- Country: United States
- Location: 3200 Hawkins Point Road, Curtis Bay, Baltimore, Maryland
- Coordinates: 39°12′10″N 76°33′21″W﻿ / ﻿39.20278°N 76.55583°W
- Status: Commissioned
- Commission date: c. 1994
- Owners: Curtis Bay Energy, LP

= Curtis Bay Incinerator =

Incinerator in Maryland, US

The Curtis Bay Incinerator is a waste-to-energy plant located in Curtis Bay, Baltimore, in Maryland, United States. A major polluter, it is the largest biomedical waste incinerator in the United States.

== History ==
The Curtis Bay Incinerator is the largest biomedical waste incinerator in the United States. It was commissioned c. 1994. In 2021, Curtis Bay Medical Waste Services—the incinerator's owners' former name—were acquired by private equity firm Aurora Capital Partners, who changed its name to Curtis Bay Energy, LP.

== Pollution ==
A 2024 study found it causes $36.9 million in damages per year to public health, with regulations limits allowing it to cause as much as $107.1 million per year.

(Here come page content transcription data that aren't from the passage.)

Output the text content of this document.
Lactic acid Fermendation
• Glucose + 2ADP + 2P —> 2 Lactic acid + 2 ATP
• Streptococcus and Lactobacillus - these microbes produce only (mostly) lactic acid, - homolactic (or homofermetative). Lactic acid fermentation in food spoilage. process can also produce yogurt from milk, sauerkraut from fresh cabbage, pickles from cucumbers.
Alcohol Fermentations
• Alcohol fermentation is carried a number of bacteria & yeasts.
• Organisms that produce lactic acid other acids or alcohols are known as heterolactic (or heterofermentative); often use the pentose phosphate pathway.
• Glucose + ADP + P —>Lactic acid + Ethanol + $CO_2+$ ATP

A 2019 investigation by the Maryland Department of the Environment (MDE) revealed the employees of the Curtis Bay Incinerator routinely mishandled biomedical waste, such as overfilling the steamers and undercooking the waste, at times by instruction of supervisors. Following an unnanounced inspection on November 8, 2019, a complaint was received that employees had disconnected an illegal pump and hose, concealing them beneath a leaking closed-loop steam condenser to hide them from the MDE inspector. In a later inspection on January 7, 2020, the concealment was found to have occurred again. The pump and hose were being used to dump discharge to a nearby property. MDE sampled the discharge a single time in December 2019, and found it to be free from pollutants on that occasion.

On October 17, 2023, Curtis Bay Energy, LP—the incinerator's owners—were found guilty on forty counts of pollution, with a Maryland judge ordering the company to pay the Maryland Clean Water Fund $1,000,000 and were placed under probation for two years. Additionally, they were given a $750,000 supplemental environmental project, monitored by the Chesapeake Bay Trust. It was one of the biggest penalties of a Maryland environmental case.

Pollution at the Curtis Bay Incinerator continued, despite the lawsuit and in the face of a video camera evidence capturing it in the process. In January and February 2024, smoke was noted—on twelve occasions—to be coming out through ventilation shafts, instead of through the pollution control equipment. Greg Sawtell of the Community of Curtis Bay Association alleged that the Curtis Bay Incinerator illegally collects biomedical waste from multiple states, as well as Canada. Sawtell also stated that the Curtis Bay Incinerator's mercury emissions had been found to exceed regulatory limits over 400 times.

On March 20, 2024, Baltimore City Council organized a meeting on the Curtis Bay Incinerator.